While sending initially LabVIEW sends the length and next data. The length of the data is "48" after type cast its changing to " 0" ASCII format. Upto this is very clear. Other side FPGA should respond for the above command and it will send the result to LabVIEW. The result will be "0704800000000000000004040004000011000108". In Embedded C code also follow same sequence length and data. But Embedded C developer is confusing in which formt (data type) length field to be sent to LabVIEW.
Kindly let me know what data type to be set for data length in FPGA code.
Well, it's still not entirely clear what you want to do, but I assume that you ask about the automatically prepended int32 value that LabVIEW adds by default to the flattened string. Since your string consists of 48 characters and you say that the length you see is 48 it seems the string you showed is interperted in straight ASCII and not binary.
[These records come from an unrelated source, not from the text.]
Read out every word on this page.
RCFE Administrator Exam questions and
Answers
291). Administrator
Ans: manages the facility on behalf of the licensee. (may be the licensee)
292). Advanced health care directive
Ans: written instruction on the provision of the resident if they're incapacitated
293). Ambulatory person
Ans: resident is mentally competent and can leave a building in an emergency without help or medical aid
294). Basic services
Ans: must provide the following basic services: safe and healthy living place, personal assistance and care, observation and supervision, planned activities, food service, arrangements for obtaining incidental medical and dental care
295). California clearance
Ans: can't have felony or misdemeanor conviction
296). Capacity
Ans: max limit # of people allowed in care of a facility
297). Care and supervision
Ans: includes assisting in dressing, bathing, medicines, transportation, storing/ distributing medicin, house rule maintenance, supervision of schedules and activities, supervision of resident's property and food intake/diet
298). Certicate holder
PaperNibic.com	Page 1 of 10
So LabVIEW adds a 32 bit binary value in front of the string. This value is by default in the Big Endian format, but if you use the Flatten to String primitive you can also specify a different Endianess if that makes life for your Embedded C programmer easier. (We don't know what CPU architecture your embedded C programmer is working on, so we have no idea what its native byte order could be).
The 32 bit binary value consists of 4 bytes and if in Big Endian format that is 0x00, 0x00, 0x00, 0x30. So just tell your embedded C programmer to read 4 Byte, typecast that into an int32, possibly adjust for the byte order (or make sure to flatten to the byte order the embedded C target uses) and then he can work from there.